Stone sculpture - iconic (present location), Dublin South City, Co. Dublin
Co. Dublin |
Stone Monuments
Somewhere in the National Museum of Ireland's collections sit two stone heads that once looked out from a farmyard with glass eyes.
That detail alone is quietly unsettling: ancient carvings of the human face, slightly larger than life-size, fitted at some point with inserted glass pupils that give them an oddly watchful quality. They are a pair, possibly representing a male and a female, and they arrived at the museum from a farmyard associated with the site recorded as WX046-058001, bringing with them questions that their stone faces are not inclined to answer.
What little is known about these heads comes from the work of researchers including Roche (1986) and Moore (1996). One of the two heads has a whistle-hole, a small perforation that is considered a marker of Iron Age date in Irish stone sculpture. The Iron Age in Ireland ran roughly from around 500 BC into the early centuries AD, a period associated with a distinctive and sometimes enigmatic sculptural tradition. The glass pupils are a separate matter entirely, almost certainly a later addition, though by whom and when is not recorded. The two heads are catalogued separately, and together they represent a type of carved stone iconic, the technical term used in Irish archaeological recording for a sculpted human image, that turns up occasionally across the country, often without clear provenance or findspot.
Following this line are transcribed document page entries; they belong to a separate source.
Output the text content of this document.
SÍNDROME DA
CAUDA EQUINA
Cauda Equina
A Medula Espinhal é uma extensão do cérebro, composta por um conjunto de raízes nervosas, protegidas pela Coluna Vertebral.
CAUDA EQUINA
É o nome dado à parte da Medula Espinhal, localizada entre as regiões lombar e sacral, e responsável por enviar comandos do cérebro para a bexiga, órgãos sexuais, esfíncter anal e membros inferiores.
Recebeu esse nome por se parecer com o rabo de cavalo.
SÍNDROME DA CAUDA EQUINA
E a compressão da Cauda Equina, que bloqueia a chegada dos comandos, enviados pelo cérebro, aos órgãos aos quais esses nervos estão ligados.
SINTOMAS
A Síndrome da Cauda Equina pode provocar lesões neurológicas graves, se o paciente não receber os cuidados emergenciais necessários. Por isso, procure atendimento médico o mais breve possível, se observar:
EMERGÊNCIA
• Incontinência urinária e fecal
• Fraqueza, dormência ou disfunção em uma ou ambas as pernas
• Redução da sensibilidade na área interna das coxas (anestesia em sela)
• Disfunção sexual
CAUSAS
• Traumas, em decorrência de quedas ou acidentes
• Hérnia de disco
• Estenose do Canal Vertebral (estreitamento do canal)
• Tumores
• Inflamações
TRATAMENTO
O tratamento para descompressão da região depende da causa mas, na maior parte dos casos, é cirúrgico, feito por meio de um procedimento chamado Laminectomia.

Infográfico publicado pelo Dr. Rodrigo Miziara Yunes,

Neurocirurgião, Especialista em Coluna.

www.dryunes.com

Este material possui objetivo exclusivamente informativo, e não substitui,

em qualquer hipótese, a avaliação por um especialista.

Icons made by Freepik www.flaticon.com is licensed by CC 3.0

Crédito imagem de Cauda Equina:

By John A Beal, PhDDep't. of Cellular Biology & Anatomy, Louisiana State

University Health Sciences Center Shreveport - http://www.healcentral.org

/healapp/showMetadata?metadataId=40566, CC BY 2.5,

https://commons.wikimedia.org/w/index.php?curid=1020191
The heads are held at the National Museum of Ireland, whose main archaeology collections are displayed at Kildare Street in Dublin city centre. The museum's holdings are extensive and not every object is on permanent public display, so it is worth checking in advance whether these particular pieces can be seen on a given visit. For anyone interested in Iron Age carving or the quieter corners of Irish prehistoric art, the museum's archaeology galleries are worth a careful and unhurried look, since objects of this kind rarely announce themselves loudly.